In most instances, the word suicide is an unpleasant one. There is something about suicide that strikes directly at people’s basest urges. The act of taking one’s own life is so counterintuitive to most of us — so powerful is our survival instinct — that suicide almost inherently brings with it the idea that there must have been some way to convince the victims not to go through with it. Help on that front is certainly possible. Mental health services, grief counseling and other preventative measures can all aid those who are suicidal. Yet there is another face to suicide, one that does not occur to most people. In certain places in the U.S., terminally ill, mentally-lucid patients may petition a doctor to help them facilitate their own deaths if they have within a certain time left to live. Here, the goal is not just the patient ending his life; it is to prevent suffering that may accompany a death that is rapidly encroaching.
Such is the case with Brittany Maynard, a 29-year-old woman who was diagnosed with a terminal form of brain cancer. Her doctors informed her this past April, after treatment failed to keep her condition from becoming more severe, that she had fewer than six months to live. Maynard is now looking to shorten her timeframe by bringing about her own death as soon as Nov. 1, having it peacefully occur on her own terms as she ingests a lethal dose of medication that she was legally prescribed.
Maynard has quickly risen to become a central figure in the debate regarding physician-assisted suicide (PAS) and has made a point to use her remaining time to speak out against the prohibition of PAS in 45 of the 50 states — and laudably so. As of now, only Oregon, Washington, New Mexico, Montana, and Vermont permit PAS. For the most part, the pro-PAS movement has seen few victories since Oregon passed the first law legalizing PAS in 1997. Maynard brings no new arguments or logic to the PAS discussion. However, she does bring a relatively singular experience to the national stage. There have been 752 PAS deaths in Oregon since 1997, yet less than one percent of them were patients of Maynard’s age. Maynard, then, could be instrumental in helping public opinion change regarding PAS.
In many ways, PAS is a poor choice of nomenclature. To the uninformed, the phrase may sound like doctors are helping suicidal patients to end their lives rather than getting those patients the help they need. In actuality, the true nature of PAS is very far removed from that idea. PAS is suicide insofar as a patient will ultimately be taking his own life. That does not mean, though, that the patient is suicidal, or even mentally troubled in any way, which is why laws surrounding PAS prefer to focus on terms like the “right to die” or “death with dignity.” Death is a foreseeable certainty for patients like Maynard who seek the provisions guaranteed by PAS laws. Their illnesses will kill them before long, and any further medical interventions will likely cause them only more suffering. When medical treatments have failed to curb a terminal prognosis, should a person not be granted the final say over how his or her life ends?
Indeed, patients looking for death with dignity are seeking control; they are not looking forward to death itself. Maynard makes the key distinction in an essay she wrote defending her choices: “I do not want to die. But I am dying.” And here is where she can have the largest impact in the discussion over PAS. Maynard, because of her age and apparent vibrancy (the effects of her cancer have not rendered her incapacitated yet), will hopefully resonate with younger people, those who previously may have had little reason to think about how they wanted to end their lives. She could help make the distinction between a tragic suicide and death from PAS less muddled. Not only may further elucidating PAS lead to fewer stigmas surrounding it going forward, but younger people may become informed about rights to death that they did not know were worth fighting for.

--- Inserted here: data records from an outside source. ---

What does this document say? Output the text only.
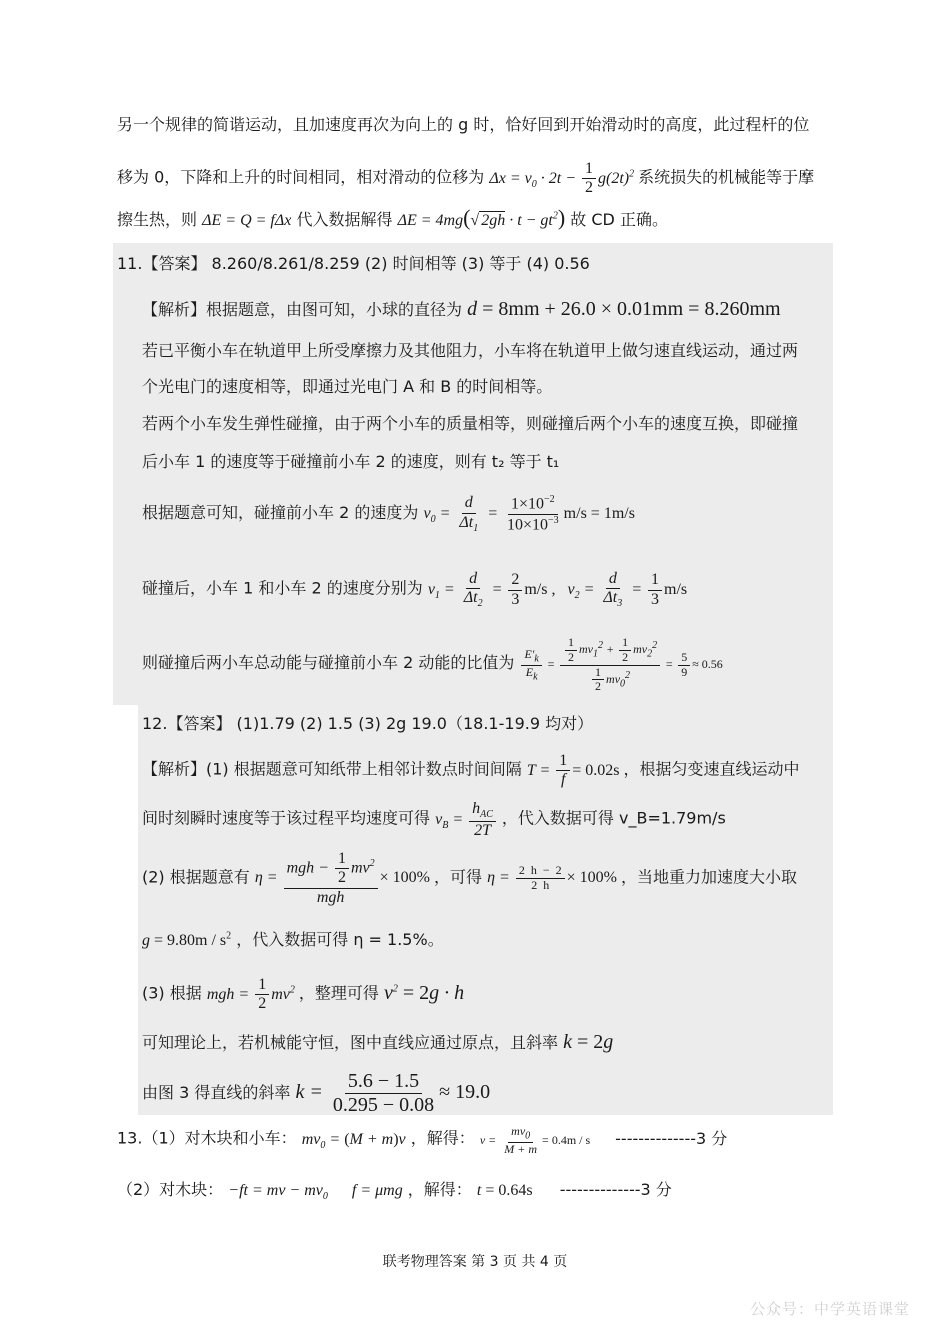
另一个规律的简谐运动，且加速度再次为向上的 g 时，恰好回到开始滑动时的高度，此过程杆的位
移为 0，下降和上升的时间相同，相对滑动的位移为 $\Delta x = v_0 \cdot 2t - \frac{1}{2} g(2t)^2$ 系统损失的机械能等于摩
擦生热，则 ΔE = Q = fΔx 代入数据解得 ΔE = 4mg(√ $2gh \cdot t - gt^2$) 故 CD 正确。
11.【答案】 8.260/8.261/8.259 (2) 时间相等 (3) 等于 (4) 0.56
【解析】根据题意，由图可知，小球的直径为 d = 8mm + 26.0 × 0.01mm = 8.260mm
若已平衡小车在轨道甲上所受摩擦力及其他阻力，小车将在轨道甲上做匀速直线运动，通过两
个光电门的速度相等，即通过光电门 A 和 B 的时间相等。
若两个小车发生弹性碰撞，由于两个小车的质量相等，则碰撞后两个小车的速度互换，即碰撞
后小车 1 的速度等于碰撞前小车 2 的速度，则有 t₂ 等于 t₁
根据题意可知，碰撞前小车 2 的速度为 $v_0 = \frac{d}{\Delta t_1} = \frac{1\times 10^{-2}}{10\times 10^{-3}} m/s = 1m/s$
碰撞后，小车 1 和小车 2 的速度分别为 $v_1 = \frac{d}{\Delta t_2} = \frac{2}{3} m/s$ ,   $v_2 = \frac{d}{\Delta t_3} = \frac{1}{3} m/s$
则碰撞后两小车总动能与碰撞前小车 2 动能的比值为 $\frac{E'_k}{E_k} = \frac{\frac{1}{2} mv_1^2 + \frac{1}{2} mv_2^2}{\frac{1}{2} mv_0^2} = \frac{5}{9} \approx 0.56$
12.【答案】 (1)1.79 (2) 1.5 (3) 2g 19.0（18.1-19.9 均对）
【解析】(1) 根据题意可知纸带上相邻计数点时间间隔 $T = \frac{1}{f} = 0.02s$ ，根据匀变速直线运动中
间时刻瞬时速度等于该过程平均速度可得 $v_B = \frac{h_{AC}}{2T}$ ，代入数据可得 v_B=1.79m/s
(2) 根据题意有 $\eta = \frac{mgh - \frac{1}{2} mv^2}{\text{mgh}} \times 100\%$ ，可得 $\eta = \frac{2 h - 2}{2 h} \times 100\%$ ，当地重力加速度大小取
$g = 9.80m / s^2$ ，代入数据可得 η = 1.5%。
(3) 根据 mgh = $\frac{1}{2} mv^2$ ，整理可得 $v^2 = 2g \cdot h$
可知理论上，若机械能守恒，图中直线应通过原点，且斜率 k = 2g
由图 3 得直线的斜率 $k = \frac{5.6 - 1.5}{0.295 - 0.08} \approx 19.0$
13.（1）对木块和小车： $mv_0 = (M + m)v$ ，解得： $v = \frac{mv_0}{M + m} = 0.4m / s$ --------------3 分
（2）对木块： −ft = mv − $mv_0$      f = μmg ，解得： t = 0.64s --------------3 分
联考物理答案 第 3 页 共 4 页
公众号：中学英语课堂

A larger discussion regarding PAS is especially needed among younger demographics given advancements in medical technology and our ever-aging population. An increasing number of patients these days are dying from chronic conditions. Studies have shown that upwards of 25 percent of Medicare spending is now spent on five percent of the relevant population, most commonly patients in their final year of life. Moreover, this final year of life is often comprised of frequent re-hospitalizations. Patients, even if they formerly expressed the desire to die at home alongside loved ones, more often than not die in hospitals. Looking forward, younger people should ask themselves: If you were put in a situation similar to Maynard’s, or a similar situation at any age, what would you want? Obviously preferences will differ, and no person with an eligible terminal condition should be paternalistically steered towards ending his life via PAS. But if enough people end up empathizing with Maynard’s decision, then there could be significant progress toward more widespread PAS legalization in the future. Maynard, after all, moved from California to Oregon to qualify for her lethal medication. Not all terminal patients will have that liberty, despite being worthy of the same opportunities.
In the end, Brittany Maynard’s case involves one central tragedy: that such a young woman developed terminal brain cancer. That she will be dying soon only underscores the idea that suicide should not always be considered a poor way of coping with a situation. We would prefer that Maynard were not even faced with a decision of how to die. Her death will not be a moment of joy, Maynard will be dead regardless and deserves complete autonomy over her life to the bitter end. The alternative — remaining heavily medicated and hooked up to machines throughout an undignified decline — seems unquestionably worse.